Ma ieri mattina la nuova scoperta comincia a chiarire un po' i contorni della vicenda. «Durante il week-end - spiega Di Fatta -, sono tornati. Hanno sostituito il lucchetto della catena che chiude il cancello, hanno portato dentro mattoni, la caldarella per il cemento. Insomma, hanno fatto capire quali sono le loro intenzioni». «Non chiamate gli sbirri» hanno spruzzato su una parete, tanto non servirà, perché quella casa a loro serve e l'avranno. E' questo il messaggio chiaro recapitato a preside, carabinieri e amministratori. Ma Di Fatta non si arrende e avverte di nuovo i carabinieri, denuncia, sollecita gli uffici dell'Edilizia scolastica a mandare i tecnici capaci di scaricare le immagini che il circuito di videosorveglianza ha catturato.
«C'è una telecamera puntata proprio sulla casa del custode - aggiunge il preside -. Qualcosa avrà ripreso». I tecnici comunali arrivano solo nel pomeriggio, prendono atto della situazione e promettono che torneranno questa mattina per scaricare i filmati che il preside consegnerà ai carabinieri. Nella speranza che la qualità delle immagini sia decente, perché l'impianto è di vecchia generazione e spesso riprende i volti in maniera poco nitida.

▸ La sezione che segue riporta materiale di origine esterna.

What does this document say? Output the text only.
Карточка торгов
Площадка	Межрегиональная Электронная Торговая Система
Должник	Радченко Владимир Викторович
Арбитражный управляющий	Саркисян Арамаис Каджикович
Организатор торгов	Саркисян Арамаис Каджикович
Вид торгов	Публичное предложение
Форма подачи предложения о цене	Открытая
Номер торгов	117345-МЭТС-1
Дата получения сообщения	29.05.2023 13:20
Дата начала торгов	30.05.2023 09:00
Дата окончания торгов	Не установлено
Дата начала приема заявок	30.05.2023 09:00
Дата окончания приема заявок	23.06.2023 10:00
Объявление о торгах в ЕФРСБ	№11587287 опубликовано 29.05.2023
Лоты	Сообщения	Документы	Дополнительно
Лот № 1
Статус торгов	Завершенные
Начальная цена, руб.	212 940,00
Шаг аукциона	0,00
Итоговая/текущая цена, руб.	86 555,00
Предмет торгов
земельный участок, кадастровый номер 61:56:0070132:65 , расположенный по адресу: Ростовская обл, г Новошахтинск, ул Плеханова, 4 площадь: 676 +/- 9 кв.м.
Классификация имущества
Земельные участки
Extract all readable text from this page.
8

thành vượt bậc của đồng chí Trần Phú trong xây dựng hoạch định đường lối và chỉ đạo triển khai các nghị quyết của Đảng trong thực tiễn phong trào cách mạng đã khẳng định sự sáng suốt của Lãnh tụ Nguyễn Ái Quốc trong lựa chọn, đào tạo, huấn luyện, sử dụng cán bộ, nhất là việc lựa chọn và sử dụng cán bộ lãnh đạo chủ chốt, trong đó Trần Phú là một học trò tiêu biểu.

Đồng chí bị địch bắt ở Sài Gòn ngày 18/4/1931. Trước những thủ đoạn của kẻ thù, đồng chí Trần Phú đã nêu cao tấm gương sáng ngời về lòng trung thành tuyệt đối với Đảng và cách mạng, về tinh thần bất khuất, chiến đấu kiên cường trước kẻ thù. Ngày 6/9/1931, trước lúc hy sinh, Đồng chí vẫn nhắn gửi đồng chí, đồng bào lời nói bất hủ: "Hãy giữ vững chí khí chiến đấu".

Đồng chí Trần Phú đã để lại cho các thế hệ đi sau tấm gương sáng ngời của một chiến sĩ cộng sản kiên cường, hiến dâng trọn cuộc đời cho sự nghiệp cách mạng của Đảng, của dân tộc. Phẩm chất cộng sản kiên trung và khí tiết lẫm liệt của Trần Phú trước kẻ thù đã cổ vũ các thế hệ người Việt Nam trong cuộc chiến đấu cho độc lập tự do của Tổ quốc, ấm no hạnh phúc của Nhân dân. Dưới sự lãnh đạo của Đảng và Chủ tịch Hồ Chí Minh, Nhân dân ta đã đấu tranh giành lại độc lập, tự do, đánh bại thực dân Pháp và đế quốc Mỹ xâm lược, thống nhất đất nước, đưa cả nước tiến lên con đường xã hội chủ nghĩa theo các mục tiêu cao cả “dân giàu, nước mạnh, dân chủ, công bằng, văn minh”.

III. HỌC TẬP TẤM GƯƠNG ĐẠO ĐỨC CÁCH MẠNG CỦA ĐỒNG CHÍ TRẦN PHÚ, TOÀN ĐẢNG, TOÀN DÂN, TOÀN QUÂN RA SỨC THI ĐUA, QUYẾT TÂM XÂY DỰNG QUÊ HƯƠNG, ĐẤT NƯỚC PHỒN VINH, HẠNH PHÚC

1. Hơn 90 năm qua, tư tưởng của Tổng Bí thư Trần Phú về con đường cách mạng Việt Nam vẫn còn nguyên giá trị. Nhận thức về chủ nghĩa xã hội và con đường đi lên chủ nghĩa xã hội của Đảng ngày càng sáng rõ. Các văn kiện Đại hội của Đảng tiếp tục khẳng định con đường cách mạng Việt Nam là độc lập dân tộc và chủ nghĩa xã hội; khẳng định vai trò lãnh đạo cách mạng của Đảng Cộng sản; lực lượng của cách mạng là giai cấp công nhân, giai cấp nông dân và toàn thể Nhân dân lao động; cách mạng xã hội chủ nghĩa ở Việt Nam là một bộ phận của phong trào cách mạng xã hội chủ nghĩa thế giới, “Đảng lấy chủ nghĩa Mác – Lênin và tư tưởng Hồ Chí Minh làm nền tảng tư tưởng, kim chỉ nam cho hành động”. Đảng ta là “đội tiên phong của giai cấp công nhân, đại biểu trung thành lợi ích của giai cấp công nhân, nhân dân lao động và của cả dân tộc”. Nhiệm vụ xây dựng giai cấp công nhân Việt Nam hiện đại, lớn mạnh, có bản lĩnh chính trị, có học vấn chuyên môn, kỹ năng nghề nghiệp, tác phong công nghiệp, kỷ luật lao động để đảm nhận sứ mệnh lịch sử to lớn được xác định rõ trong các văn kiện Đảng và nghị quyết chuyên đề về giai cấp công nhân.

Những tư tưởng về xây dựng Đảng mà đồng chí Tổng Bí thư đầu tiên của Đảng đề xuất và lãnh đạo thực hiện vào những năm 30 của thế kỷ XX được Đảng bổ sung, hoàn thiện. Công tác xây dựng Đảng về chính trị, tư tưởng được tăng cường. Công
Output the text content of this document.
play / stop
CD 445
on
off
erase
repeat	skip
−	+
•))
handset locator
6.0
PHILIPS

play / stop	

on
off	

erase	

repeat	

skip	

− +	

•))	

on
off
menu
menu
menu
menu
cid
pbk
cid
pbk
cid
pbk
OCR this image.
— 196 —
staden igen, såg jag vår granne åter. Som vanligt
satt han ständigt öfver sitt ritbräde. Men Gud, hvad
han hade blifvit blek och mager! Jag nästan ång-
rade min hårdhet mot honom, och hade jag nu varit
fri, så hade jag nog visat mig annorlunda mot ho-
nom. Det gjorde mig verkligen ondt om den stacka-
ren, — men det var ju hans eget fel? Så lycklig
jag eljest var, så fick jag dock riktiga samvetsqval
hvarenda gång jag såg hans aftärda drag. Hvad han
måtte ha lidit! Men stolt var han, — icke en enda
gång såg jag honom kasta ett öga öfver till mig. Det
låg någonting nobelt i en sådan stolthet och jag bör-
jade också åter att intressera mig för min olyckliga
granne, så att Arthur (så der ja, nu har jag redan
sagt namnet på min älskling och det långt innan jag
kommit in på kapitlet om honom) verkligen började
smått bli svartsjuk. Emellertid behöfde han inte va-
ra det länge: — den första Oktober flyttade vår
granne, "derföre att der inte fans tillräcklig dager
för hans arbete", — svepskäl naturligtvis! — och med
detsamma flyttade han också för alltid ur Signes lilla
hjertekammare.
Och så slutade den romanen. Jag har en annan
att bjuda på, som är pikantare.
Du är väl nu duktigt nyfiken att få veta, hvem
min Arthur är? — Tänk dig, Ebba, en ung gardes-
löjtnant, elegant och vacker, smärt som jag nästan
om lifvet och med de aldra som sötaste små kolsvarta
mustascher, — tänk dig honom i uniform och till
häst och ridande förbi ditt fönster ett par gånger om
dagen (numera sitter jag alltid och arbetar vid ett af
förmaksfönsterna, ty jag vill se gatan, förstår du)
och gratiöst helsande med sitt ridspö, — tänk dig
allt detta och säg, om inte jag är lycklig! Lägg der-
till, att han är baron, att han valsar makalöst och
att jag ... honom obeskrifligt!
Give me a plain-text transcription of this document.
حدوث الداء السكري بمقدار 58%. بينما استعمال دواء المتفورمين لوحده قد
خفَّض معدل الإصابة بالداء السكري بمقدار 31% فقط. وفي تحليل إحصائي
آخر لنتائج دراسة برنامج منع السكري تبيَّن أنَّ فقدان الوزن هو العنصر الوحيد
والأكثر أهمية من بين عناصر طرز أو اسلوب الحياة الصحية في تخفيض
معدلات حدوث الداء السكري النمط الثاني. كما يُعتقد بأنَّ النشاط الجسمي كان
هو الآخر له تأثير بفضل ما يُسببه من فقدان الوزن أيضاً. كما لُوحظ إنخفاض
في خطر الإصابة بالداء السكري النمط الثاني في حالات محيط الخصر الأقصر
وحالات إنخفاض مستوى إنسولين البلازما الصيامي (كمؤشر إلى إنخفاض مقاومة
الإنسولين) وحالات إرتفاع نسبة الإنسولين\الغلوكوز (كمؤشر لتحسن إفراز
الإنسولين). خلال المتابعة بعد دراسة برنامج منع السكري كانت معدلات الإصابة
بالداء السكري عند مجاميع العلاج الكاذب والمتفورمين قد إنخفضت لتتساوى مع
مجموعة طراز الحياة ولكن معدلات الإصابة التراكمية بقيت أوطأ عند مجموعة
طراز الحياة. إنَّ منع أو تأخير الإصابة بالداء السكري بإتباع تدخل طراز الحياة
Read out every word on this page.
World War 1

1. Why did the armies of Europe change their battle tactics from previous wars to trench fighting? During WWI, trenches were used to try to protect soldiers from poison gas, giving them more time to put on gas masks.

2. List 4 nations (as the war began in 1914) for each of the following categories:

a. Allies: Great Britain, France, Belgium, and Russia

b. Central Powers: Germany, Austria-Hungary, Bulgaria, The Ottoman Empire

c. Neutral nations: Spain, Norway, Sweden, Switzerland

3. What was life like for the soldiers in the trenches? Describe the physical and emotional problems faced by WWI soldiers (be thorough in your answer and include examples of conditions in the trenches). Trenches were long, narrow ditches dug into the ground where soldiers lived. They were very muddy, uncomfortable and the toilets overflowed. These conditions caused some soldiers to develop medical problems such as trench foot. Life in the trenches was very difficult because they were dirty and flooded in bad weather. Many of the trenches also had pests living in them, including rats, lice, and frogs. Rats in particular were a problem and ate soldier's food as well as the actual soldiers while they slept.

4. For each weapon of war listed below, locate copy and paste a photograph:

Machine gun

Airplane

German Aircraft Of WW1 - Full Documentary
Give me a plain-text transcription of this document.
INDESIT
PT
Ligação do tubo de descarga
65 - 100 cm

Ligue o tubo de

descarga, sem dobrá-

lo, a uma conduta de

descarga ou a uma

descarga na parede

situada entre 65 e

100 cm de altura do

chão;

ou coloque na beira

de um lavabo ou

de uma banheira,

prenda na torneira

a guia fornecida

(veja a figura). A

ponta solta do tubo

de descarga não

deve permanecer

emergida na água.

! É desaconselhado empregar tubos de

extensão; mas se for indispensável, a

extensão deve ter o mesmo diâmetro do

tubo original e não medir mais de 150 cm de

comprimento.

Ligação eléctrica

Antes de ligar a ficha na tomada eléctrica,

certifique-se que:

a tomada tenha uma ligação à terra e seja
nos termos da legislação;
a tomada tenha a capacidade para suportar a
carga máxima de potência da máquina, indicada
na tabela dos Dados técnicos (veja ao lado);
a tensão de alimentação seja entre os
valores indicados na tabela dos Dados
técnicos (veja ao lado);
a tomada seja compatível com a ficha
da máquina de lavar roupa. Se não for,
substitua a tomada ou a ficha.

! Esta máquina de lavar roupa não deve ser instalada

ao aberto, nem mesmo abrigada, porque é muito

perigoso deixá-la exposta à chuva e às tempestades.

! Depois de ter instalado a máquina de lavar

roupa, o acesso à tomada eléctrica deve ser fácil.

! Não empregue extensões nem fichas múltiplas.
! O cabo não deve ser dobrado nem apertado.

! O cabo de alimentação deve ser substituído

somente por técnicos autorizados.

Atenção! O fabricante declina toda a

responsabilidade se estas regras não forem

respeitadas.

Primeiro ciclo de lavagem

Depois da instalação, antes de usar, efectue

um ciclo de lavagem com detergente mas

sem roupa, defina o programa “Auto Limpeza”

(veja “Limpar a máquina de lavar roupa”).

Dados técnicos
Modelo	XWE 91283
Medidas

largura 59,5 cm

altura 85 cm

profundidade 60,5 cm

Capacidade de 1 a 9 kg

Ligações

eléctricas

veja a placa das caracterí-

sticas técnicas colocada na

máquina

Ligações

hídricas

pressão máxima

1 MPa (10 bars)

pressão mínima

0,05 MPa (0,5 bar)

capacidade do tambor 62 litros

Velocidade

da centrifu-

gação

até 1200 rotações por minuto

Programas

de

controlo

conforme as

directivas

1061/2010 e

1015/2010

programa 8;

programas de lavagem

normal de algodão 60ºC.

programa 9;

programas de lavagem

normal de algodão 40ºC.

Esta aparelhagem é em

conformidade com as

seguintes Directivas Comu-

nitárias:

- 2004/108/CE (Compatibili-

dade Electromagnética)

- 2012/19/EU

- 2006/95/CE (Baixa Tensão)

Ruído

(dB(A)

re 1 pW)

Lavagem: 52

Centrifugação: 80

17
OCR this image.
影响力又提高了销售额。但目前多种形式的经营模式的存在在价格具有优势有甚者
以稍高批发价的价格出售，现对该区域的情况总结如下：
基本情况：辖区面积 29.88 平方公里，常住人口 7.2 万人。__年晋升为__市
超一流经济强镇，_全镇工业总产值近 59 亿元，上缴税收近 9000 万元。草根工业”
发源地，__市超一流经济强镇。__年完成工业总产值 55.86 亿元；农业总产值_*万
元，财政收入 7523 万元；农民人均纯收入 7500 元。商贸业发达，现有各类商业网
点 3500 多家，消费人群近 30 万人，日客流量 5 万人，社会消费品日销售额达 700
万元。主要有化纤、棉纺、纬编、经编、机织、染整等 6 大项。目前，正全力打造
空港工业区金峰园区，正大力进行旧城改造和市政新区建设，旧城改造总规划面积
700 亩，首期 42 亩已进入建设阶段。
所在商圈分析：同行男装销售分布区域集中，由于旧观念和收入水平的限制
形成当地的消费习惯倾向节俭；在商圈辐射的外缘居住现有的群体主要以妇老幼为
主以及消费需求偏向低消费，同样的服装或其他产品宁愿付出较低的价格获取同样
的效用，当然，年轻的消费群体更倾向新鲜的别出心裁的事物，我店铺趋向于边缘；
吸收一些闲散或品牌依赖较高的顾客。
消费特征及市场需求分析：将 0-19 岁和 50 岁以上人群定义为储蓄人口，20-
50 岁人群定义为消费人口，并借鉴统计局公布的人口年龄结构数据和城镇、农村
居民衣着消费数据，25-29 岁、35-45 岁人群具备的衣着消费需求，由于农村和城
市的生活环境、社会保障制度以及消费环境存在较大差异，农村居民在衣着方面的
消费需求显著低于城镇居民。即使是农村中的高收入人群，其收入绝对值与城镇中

Intanto, gli operai del Coime dovrebbero rimettere in sicurezza la casupola sfondata. Il dirigente Francesco Teriaca, su comunicazione dell'Edilizia scolastica, ha dato disposizione che già questa mattina arrivino gli operai armati di cemento e mattoni. Chissà se faranno prima degli aspiranti occupanti abusivi.